Kashou appeared on the hit TV show “Operation Runway” competing against designers from around the world.
He has created fashion designs for Queen Rania of Jordan and reality TV star Kim Kardashian.
“It starts with my parents, a father who was a self-made businessman who wore many different hats and who taught me to jump with courage and take risks,” Kashou said.
“And I had a wonderful mother who supported me from a young age, who passed down fabrics to me during my parents’ travels. I was able to join her and the local seamstress to design her friends’ looks.
Kashou said he was inspired to succeed because of his childhood environment, in Ramallah under Israeli military occupation.
“Coming from an atmosphere of apartheid and occupation, and many hours of quarantine under military force, I think this is where dreams are sometimes born, in the darkest corners of life,” said Kashou said.
“The dream of becoming a designer was born from the lack of space as a child, growing up among jeeps, soldiers, intimidation, violence and occupation. I think the unconscious choice of creativity and design happened as a way to cope with a difficult reality that I experienced and endured.
Kashou studied design in the United States and started her fashion business producing evening wear.
Manal Saab, CEO of Sorensen Gross Construction Services based in Flint, Michigan, provides recruiting services to a wide range of male-dominated industries, including automotive manufacturing and construction.

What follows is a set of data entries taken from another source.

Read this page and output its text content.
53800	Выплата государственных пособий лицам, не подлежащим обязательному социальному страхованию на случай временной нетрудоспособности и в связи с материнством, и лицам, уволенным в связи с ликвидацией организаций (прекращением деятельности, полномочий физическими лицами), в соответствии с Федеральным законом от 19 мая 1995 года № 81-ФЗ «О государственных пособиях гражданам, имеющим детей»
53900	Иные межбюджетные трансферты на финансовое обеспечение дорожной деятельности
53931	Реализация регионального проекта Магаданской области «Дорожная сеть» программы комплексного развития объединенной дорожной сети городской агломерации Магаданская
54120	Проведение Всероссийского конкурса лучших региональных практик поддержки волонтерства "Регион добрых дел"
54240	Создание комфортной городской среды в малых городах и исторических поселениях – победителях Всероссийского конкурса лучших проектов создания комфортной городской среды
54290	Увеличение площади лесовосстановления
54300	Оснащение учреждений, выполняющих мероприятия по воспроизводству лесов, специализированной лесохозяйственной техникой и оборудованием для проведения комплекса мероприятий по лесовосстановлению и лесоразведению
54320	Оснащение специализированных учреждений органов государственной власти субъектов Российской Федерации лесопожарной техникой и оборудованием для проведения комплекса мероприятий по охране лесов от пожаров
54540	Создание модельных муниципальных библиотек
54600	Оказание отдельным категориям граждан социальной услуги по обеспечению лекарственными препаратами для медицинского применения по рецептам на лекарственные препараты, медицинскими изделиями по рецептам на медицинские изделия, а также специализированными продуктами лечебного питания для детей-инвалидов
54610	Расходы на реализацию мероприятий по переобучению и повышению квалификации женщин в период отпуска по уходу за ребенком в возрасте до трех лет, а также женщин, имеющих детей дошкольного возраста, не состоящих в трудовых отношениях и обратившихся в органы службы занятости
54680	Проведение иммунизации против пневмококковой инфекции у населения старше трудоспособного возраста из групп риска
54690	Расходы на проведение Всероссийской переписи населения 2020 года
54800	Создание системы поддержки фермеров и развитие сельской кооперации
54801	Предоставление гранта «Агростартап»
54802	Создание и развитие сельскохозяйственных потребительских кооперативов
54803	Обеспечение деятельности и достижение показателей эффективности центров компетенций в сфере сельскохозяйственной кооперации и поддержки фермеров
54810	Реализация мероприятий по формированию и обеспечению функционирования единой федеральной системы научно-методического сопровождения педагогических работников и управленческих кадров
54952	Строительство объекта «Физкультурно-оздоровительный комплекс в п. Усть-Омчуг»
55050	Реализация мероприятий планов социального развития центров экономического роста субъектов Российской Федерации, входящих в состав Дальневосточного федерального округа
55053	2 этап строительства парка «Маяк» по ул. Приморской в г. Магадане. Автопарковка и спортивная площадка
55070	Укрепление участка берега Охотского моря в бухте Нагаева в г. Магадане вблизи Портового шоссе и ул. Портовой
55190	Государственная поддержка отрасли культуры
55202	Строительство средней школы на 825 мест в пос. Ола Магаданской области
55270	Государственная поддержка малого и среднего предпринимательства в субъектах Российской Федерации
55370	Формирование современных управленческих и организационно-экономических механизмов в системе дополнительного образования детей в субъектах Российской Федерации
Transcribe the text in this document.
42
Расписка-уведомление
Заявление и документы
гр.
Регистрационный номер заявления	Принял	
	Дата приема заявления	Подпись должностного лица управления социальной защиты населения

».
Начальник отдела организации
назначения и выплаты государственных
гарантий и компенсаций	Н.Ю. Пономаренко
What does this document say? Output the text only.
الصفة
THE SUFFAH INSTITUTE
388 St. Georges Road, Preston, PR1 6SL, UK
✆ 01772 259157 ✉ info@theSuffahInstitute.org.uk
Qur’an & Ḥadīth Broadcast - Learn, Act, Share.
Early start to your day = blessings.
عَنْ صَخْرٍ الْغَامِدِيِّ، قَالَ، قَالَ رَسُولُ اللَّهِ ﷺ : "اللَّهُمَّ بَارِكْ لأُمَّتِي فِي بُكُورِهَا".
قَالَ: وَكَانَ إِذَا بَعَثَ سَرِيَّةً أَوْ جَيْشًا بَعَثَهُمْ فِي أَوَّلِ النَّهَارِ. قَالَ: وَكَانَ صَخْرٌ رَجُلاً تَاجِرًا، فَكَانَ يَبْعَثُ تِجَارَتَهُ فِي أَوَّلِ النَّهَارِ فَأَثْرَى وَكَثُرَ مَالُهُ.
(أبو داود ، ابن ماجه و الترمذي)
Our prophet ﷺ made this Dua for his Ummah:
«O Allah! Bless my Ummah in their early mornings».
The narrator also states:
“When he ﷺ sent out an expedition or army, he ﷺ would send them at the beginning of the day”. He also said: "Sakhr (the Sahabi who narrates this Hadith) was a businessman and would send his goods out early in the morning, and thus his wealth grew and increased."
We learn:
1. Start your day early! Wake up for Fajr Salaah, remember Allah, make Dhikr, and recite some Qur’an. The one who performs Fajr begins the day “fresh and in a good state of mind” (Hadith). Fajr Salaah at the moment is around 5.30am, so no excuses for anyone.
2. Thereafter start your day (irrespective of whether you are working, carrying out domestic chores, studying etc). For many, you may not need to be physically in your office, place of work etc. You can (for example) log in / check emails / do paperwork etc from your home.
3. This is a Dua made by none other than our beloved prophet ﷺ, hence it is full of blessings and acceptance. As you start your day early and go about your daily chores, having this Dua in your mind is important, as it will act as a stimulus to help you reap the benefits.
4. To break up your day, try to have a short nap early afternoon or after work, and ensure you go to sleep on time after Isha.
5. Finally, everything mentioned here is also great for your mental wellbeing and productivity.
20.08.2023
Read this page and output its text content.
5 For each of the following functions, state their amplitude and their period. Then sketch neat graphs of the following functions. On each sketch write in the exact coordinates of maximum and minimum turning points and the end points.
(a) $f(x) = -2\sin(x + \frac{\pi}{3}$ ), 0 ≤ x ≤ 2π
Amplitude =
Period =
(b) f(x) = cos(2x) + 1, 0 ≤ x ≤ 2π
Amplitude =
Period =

“As a businesswoman, the bar needs to be set much higher because unfortunately we live in a world where people see a woman, an immigrant and someone with an accent and ask: what can she bring to the table? Table ? Saab explained.
“In everything I do, I try to build bridges with other people who are like me. »
Muthana said being a woman in a business run by men can be a challenge, adding: “When I walk into a room in this industry, I’m the only woman. I am the only brown person. And I’m definitely the only hijabee.
She said she achieves success by defining her own core values and aligning herself with those who share them.
Samy Kobrosly, co-founder of Snacklins, is the son of Tunisian immigrants who settled in Iowa in the 1980s.
Former radio personality and chef Samy Kobrosly was obsessed with the idea of meatless pork rind after joking with a friend about his inability to have the classic snack given his Muslim upbringing.
After rounds of experimentation, he landed on a simple recipe using yuca, mushrooms, and onions to create a crispy, airy, 100% vegan, plant-based crisp that resembled pork rinds.
“I’m a fan of irony, a Muslim person making a vegan pork rind… that kind of joke only went so far. Everyone laughs about that, but going forward my next job was to provide that opportunity to people I saw who didn’t have that opportunity,” Kobrosly said.
Kobrosly featured his product on an episode of “Shark Tank” and won a $250,000 investment from billionaire Mark Cuban to create vegan, gluten-free, 80-calorie pork rind puffed chips from ingredients simple.
Saab closed the event: “To be truly successful, you have to be very passionate about what you do. If you love what you do, you will never work a day in your life.